/daft_ie_scraper

Selenium scraper for Daft.ie written for Docker & writes to postgres. Uses GH Actions to deploy a fresh image to EC2

Primary LanguagePythonMIT LicenseMIT

daft_ie_scraper

App Summary

  • App goes to the for-rent section of daft and grabs various datapoints from each of the advertised properties. Cleans the datapoints and loads them into an RDS MySQL database. Takes the original datapoints and loads them into an S3 bucket. It also captures the primary photo from all advetisements and stores them in an S3 bucket.
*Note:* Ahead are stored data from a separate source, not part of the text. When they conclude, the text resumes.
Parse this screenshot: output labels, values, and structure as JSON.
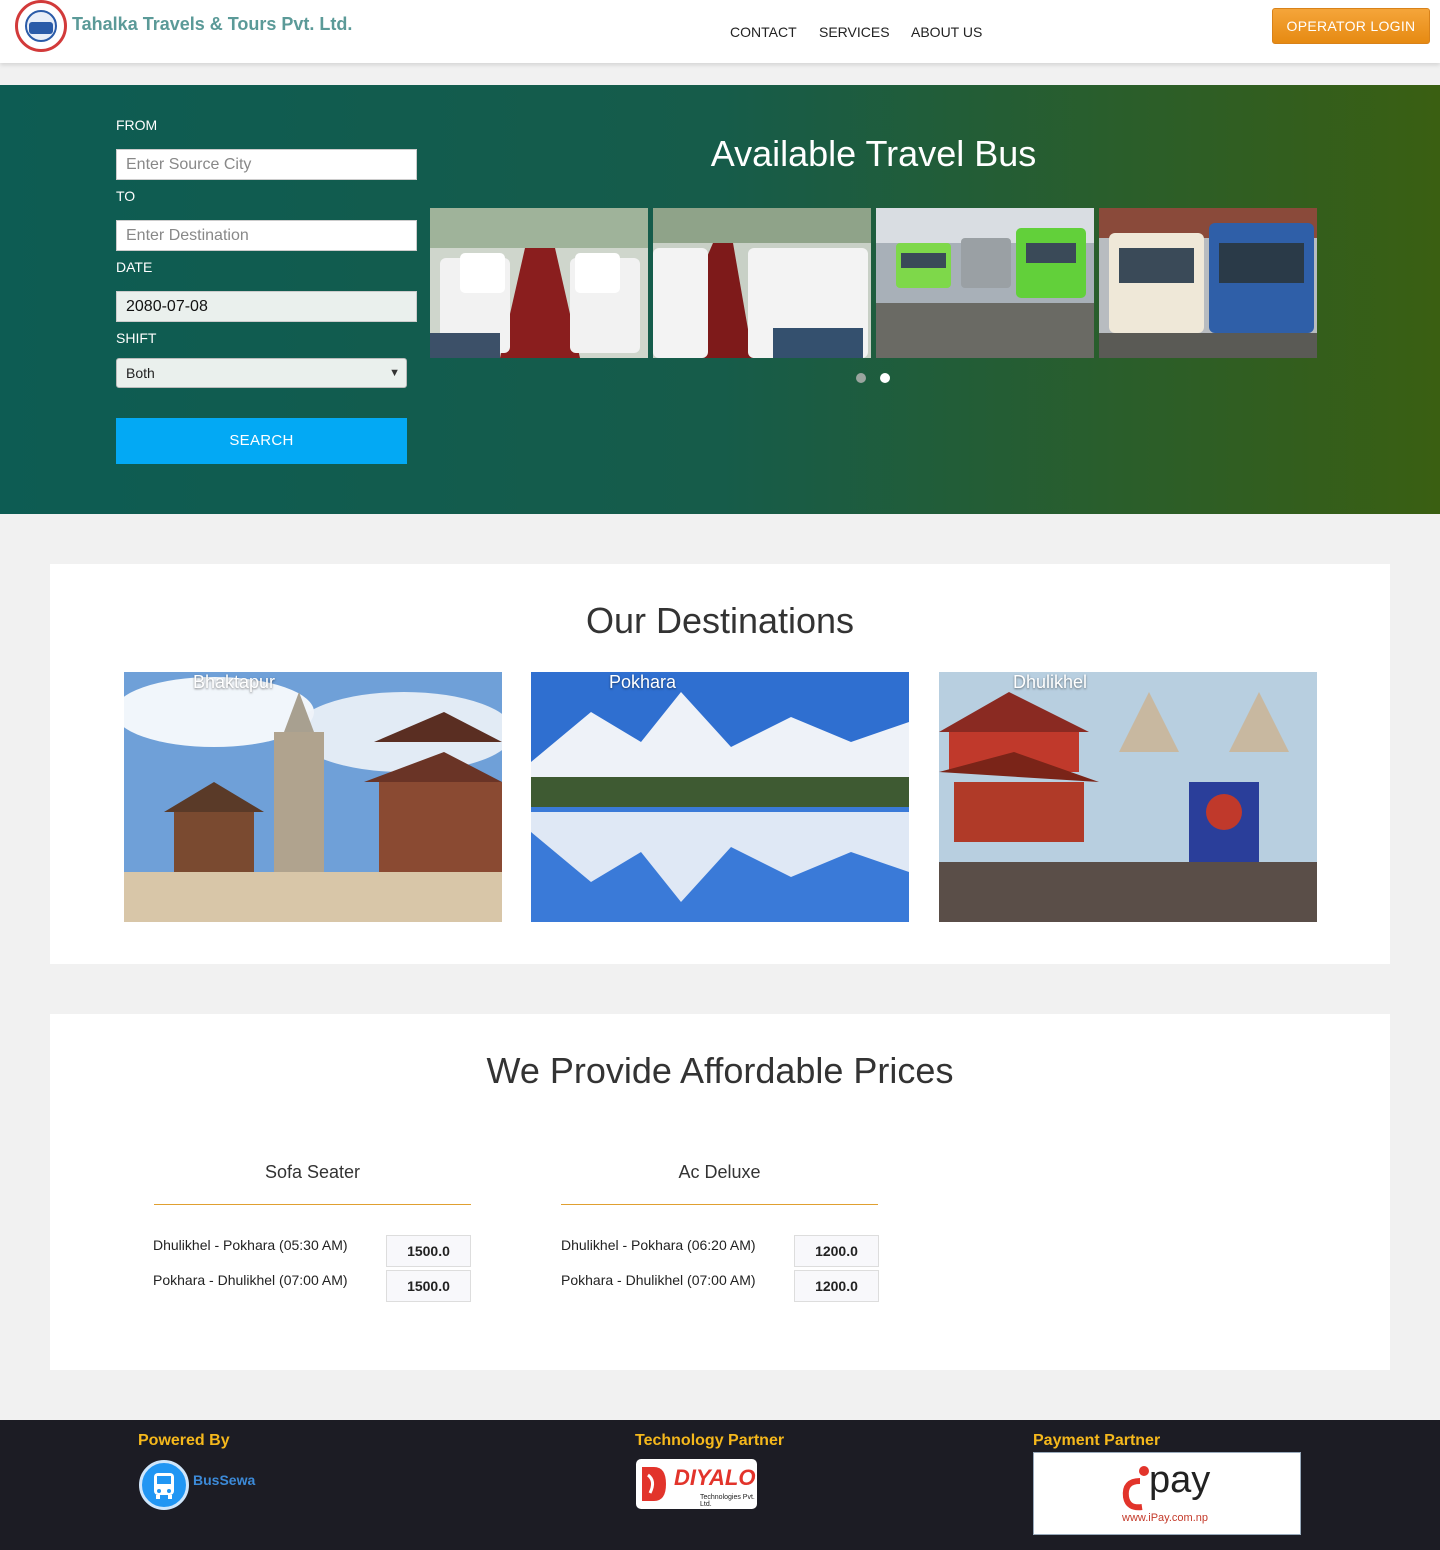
{
  "header": {
    "brand": "Tahalka Travels & Tours Pvt. Ltd.",
    "nav": {
      "contact": "CONTACT",
      "services": "SERVICES",
      "about": "ABOUT US"
    },
    "operator_login": "OPERATOR LOGIN"
  },
  "search": {
    "from_label": "FROM",
    "from_placeholder": "Enter Source City",
    "to_label": "TO",
    "to_placeholder": "Enter Destination",
    "date_label": "DATE",
    "date_value": "2080-07-08",
    "shift_label": "SHIFT",
    "shift_value": "Both",
    "search_button": "SEARCH"
  },
  "carousel": {
    "title": "Available Travel Bus",
    "active_slide": 2,
    "slide_count": 2
  },
  "destinations": {
    "title": "Our Destinations",
    "items": [
      {
        "name": "Bhaktapur"
      },
      {
        "name": "Pokhara"
      },
      {
        "name": "Dhulikhel"
      }
    ]
  },
  "prices": {
    "title": "We Provide Affordable Prices",
    "categories": [
      {
        "name": "Sofa Seater",
        "routes": [
          {
            "route": "Dhulikhel - Pokhara (05:30 AM)",
            "price": "1500.0"
          },
          {
            "route": "Pokhara - Dhulikhel (07:00 AM)",
            "price": "1500.0"
          }
        ]
      },
      {
        "name": "Ac Deluxe",
        "routes": [
          {
            "route": "Dhulikhel - Pokhara (06:20 AM)",
            "price": "1200.0"
          },
          {
            "route": "Pokhara - Dhulikhel (07:00 AM)",
            "price": "1200.0"
          }
        ]
      }
    ]
  },
  "footer": {
    "powered_by": "Powered By",
    "powered_name": "BusSewa",
    "tech_partner": "Technology Partner",
    "tech_logo_text": "DIYALO",
    "tech_logo_sub": "Technologies Pvt. Ltd.",
    "payment_partner": "Payment Partner",
    "payment_logo_text": "pay",
    "payment_logo_url": "www.iPay.com.np"
  },
  "colors": {
    "brand": "#5b9a98",
    "accent": "#f5a53a",
    "search_button": "#03a9f4",
    "footer_title": "#f5b81c"
  }
}
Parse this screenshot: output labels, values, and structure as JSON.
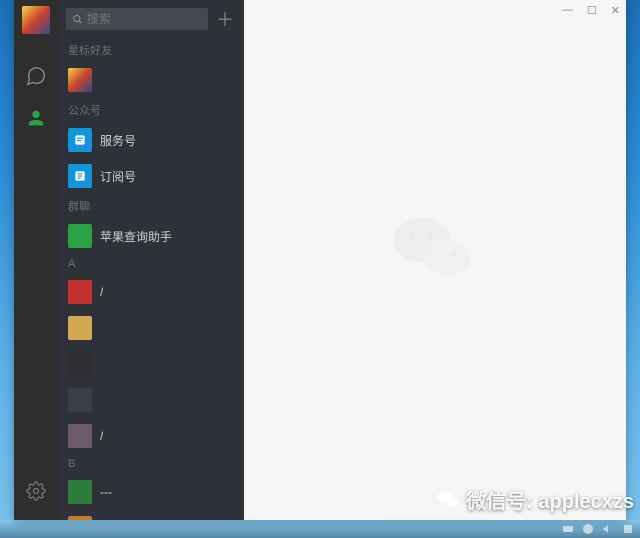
{
  "search": {
    "placeholder": "搜索"
  },
  "sections": {
    "starred": "星标好友",
    "official": "公众号",
    "service": "服务号",
    "subscribe": "订阅号",
    "group": "群聊",
    "group_item": "苹果查询助手",
    "letterA": "A",
    "letterB": "B"
  },
  "contactsA": [
    {
      "name": "/",
      "color": "#c23030"
    },
    {
      "name": "",
      "color": "#d4a853"
    },
    {
      "name": "",
      "color": "#2e2e2e"
    },
    {
      "name": "",
      "color": "#3c3c4a"
    },
    {
      "name": "/",
      "color": "#6b5a6b"
    }
  ],
  "contactsB": [
    {
      "name": "---",
      "color": "#2e7d3e"
    },
    {
      "name": "",
      "color": "#c77a2e"
    }
  ],
  "watermark": "微信号: applecxzs"
}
Repo includes a docker and docker compose..

Files Summary:

  • ad_detail_scraper.py
    • This scripts is the central ETL script which triggers the other scripts
  • file_handler.py
    • Various methods for extracting/ writing files
  • link_list_generator.py
    • Collect all SERP hrefs with for-rent in the url and store locally in a csv
  • load_env.py
    • Used in default manner to leverage .env hidden variables
  • rds_connector.py
    • Various methods to connect and manage a MySQL database
  • s3_manager.py
    • Connect to and manage s3
  • scraper_configurations.py
    • Includes the configurations for scraping the various datapoints
  • transformer.py
    • Cleaning methods and function
  • variables.py
    • Reference to shared variables

Required .env File Variables

* aws_access_key_id=YOUR_AWS_ACCESS_KEY_ID
* aws_secret_access_key=YOUR_AWS_SECRET_ACCESS_KEY
* s3_bucket_name=S3_BUCKET_NAME_YOU_WANT_TO_CREATE
* RDS_TABLENAME=RDS_TABLENAME
* RDS_PASSWORD=RDS_PASSWORD
* RDS_HOST=RDS_HOST
* RDS_USER=RDS_USER
* RDS_DATABASENAME=RDS_DATABASENAME